Tate is a large Black man whose focus is working hard every day and mastering the task at hand. He’s gone from asking Tate three times for a job as his wheelchair rolled by on the street to having his own workshop and his own daily schedule.

Allen said he tried to hire people before Tate. “Everyone wanted too much or didn’t know what they were doing,” Allen said. “I needed them punctual and functional.”

”I quickly felt comfortable enough to give him a key and a (job) list while I went out looking for work,” Allen said of Tate.

Tate started working in Huntsville 37 years ago as a brick mason. He had to give that up after the first leg amputation following an infection that caused his “doctor’s eyes to get big” when she saw it, he said. Losing the leg “was the hardest thing I ever had to do,” Tate said, until he had to do it again after the same infection developed in his other leg.

Tate has had jobs around town over the years and he didn’t get hired by some companies worried about his legs. “They wouldn’t hire me for fear of lawsuits,” he said.

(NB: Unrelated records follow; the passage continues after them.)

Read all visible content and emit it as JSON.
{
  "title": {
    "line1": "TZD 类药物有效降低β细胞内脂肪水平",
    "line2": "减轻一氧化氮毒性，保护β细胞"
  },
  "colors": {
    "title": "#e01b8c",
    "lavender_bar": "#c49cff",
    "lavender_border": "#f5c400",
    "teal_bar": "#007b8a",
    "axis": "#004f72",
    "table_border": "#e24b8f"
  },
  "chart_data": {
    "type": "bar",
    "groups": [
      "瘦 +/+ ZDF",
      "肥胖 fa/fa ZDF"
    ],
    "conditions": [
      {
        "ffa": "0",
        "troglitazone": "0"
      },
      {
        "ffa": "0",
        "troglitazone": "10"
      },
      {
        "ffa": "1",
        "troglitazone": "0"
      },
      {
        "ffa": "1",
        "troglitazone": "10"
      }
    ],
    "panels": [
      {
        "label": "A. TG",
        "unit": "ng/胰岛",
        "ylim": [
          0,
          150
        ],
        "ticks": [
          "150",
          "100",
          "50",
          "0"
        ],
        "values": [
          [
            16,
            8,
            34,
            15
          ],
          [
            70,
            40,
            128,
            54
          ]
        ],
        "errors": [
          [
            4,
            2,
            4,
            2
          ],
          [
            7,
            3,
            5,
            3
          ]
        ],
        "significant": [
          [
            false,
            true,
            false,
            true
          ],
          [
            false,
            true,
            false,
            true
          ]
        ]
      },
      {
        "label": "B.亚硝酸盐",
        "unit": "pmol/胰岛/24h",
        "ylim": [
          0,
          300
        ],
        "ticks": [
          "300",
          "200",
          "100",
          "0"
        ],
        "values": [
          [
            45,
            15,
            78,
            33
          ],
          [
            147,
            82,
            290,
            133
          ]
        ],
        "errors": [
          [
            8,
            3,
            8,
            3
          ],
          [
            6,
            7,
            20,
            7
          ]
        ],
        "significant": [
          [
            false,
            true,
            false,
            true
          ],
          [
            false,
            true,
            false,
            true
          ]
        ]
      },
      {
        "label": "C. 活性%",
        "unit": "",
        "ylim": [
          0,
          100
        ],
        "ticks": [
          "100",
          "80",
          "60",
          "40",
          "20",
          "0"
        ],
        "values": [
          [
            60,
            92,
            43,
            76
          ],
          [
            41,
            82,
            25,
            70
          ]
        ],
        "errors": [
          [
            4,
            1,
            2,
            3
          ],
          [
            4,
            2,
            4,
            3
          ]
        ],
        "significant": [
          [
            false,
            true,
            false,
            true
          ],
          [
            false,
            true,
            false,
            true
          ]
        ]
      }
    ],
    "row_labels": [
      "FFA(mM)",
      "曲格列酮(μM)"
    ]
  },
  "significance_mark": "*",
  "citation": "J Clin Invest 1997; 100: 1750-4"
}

”If anybody has a reason to have an attitude, it’s this man here,” Allen said of Tate. “And I don’t want him or anybody to think I gave him a job because he’s a charity case. I said ‘no’ three times.”

Today, Tate has his own key to the business. “I just need to know the No. 1 priority (for the day),” he said. That priority will get done.

Sitting a few feet away is another example of what you can learn from hard work and paying attention: a 40-foot metal Celtic cross across two sawhorses. It was saved from a church coming down in Huntsville and donated to the Christian counseling center The Vine. It needed a new coat of rust protection before it could move to its new home.

Tate offered to do it. Allen asked, “You know how to do that?” He was a leery because this is another one of those jobs that are harder than they seem. Spray-on coatings must be applied on all sides in an even covering thick enough to do the job, but not thick enough to drip or bubble.

Tate did it perfectly, Allen said. From his wheelchair. In a grassy lot. Until the cross moves, it’ll be there for visitors and prospective customers to see. In the meantime, Allen and Tate will be scheduling what jobs are next.